Knee-jerk review: CBS' "Elementary"

1. If ever a network was a perfect fit for a Sherlock Holmes "re-imagining," its CBS, a company that never met a string of pretty female corpses it didn't want to build an show around.
2. When you're dealing with Sherlock Holmes, casting the lead character is pretty important.  And Johnny Lee Miller does a pretty good job.  He's clearly having fun.
3. But the show is very... simple.  There are plenty of clever bits where Holmes gets to show off his powers of observation and deduction (and isn't this the same gimmick as "The Mentalist"?), but no real surprises.
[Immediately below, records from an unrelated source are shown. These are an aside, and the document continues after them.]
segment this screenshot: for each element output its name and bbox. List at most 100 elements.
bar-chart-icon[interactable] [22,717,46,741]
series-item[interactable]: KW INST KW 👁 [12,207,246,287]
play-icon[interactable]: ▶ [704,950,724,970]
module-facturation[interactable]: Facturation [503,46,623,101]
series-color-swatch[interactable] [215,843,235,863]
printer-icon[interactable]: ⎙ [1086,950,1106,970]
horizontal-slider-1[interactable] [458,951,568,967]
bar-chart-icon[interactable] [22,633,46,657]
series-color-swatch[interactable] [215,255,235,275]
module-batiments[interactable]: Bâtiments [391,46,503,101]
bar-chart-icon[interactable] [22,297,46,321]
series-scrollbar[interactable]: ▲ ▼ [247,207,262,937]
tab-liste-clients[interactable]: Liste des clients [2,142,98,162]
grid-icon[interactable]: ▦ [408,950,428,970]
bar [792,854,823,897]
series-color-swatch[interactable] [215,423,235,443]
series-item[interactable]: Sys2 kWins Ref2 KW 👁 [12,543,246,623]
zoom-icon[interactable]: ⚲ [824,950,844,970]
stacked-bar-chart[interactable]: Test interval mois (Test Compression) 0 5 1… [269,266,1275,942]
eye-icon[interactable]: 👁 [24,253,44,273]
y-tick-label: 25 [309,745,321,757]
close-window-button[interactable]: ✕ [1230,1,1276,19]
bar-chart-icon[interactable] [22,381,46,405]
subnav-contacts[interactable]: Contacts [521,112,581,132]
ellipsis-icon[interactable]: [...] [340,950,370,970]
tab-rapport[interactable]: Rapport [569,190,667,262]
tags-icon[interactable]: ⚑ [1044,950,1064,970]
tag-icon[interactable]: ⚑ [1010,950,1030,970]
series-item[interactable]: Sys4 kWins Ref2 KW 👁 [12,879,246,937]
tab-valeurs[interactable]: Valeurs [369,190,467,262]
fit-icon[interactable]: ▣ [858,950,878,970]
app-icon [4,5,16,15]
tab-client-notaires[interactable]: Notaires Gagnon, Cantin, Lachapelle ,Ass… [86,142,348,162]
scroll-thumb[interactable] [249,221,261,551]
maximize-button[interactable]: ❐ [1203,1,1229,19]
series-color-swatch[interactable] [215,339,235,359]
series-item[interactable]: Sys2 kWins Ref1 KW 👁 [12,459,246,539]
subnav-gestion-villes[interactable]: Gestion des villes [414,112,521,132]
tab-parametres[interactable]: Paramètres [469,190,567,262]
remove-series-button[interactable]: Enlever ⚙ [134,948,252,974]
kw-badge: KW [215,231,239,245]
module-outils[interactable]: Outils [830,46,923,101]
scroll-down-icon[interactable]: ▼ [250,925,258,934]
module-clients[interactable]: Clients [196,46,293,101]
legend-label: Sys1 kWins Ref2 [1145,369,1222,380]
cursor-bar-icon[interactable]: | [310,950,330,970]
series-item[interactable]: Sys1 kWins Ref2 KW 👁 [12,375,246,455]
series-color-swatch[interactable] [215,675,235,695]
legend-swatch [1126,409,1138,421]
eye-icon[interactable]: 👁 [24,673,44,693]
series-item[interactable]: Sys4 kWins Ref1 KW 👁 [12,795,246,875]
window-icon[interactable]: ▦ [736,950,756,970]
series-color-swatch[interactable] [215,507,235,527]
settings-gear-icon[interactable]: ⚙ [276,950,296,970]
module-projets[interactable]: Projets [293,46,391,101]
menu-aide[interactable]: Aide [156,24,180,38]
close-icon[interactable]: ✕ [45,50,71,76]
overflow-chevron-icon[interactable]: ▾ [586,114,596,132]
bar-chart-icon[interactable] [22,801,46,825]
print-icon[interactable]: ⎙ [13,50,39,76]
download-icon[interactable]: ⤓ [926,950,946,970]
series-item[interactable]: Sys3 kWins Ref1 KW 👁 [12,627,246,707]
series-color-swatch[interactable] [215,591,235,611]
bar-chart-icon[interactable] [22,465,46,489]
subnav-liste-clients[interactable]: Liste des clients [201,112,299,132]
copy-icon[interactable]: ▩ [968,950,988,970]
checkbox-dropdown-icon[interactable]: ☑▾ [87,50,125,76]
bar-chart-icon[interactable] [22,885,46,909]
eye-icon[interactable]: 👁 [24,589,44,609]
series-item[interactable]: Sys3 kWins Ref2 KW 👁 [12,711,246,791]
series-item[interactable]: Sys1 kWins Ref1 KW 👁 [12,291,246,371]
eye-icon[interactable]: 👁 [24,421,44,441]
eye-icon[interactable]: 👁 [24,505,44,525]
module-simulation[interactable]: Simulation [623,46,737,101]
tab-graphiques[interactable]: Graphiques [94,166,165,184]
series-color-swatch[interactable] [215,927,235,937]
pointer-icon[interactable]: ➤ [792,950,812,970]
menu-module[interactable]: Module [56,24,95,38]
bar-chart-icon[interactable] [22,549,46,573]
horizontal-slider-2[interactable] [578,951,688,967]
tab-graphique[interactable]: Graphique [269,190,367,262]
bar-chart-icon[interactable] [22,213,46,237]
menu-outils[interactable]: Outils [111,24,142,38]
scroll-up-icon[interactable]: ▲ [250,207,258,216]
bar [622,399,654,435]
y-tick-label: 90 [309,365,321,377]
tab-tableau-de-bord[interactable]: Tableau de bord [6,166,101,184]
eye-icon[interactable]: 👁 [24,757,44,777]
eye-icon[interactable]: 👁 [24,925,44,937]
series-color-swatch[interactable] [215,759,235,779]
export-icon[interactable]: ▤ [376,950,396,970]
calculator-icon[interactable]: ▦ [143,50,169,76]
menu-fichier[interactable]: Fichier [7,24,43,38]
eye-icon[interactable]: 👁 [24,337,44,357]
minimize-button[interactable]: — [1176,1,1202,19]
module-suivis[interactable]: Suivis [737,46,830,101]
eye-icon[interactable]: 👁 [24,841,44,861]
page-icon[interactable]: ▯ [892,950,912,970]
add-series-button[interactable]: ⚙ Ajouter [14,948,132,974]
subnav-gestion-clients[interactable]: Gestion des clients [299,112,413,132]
4. It's the TV equivalent of a airport paperback.  You know what you're getting and mostly just hope the execution is competent and mildly diverting.  Which it is.
5. The most interesting thing about the show is the suggestion of Holmes and Watson's dark, damaged substance-abuse, foiled-career pasts.
6. Lucy Liu seems to be an acquired taste.  The only thing in which we ever really liked her was "Southland" last season.
7. Don't even get us started on the notion that this outside consultant can have this kind of free reign over NYPD resources.  We don't care how well you know Aidan Quinn.
8. A quietly decent little show, but we get the gist.  We don't have to watch it again to know how it all turns out.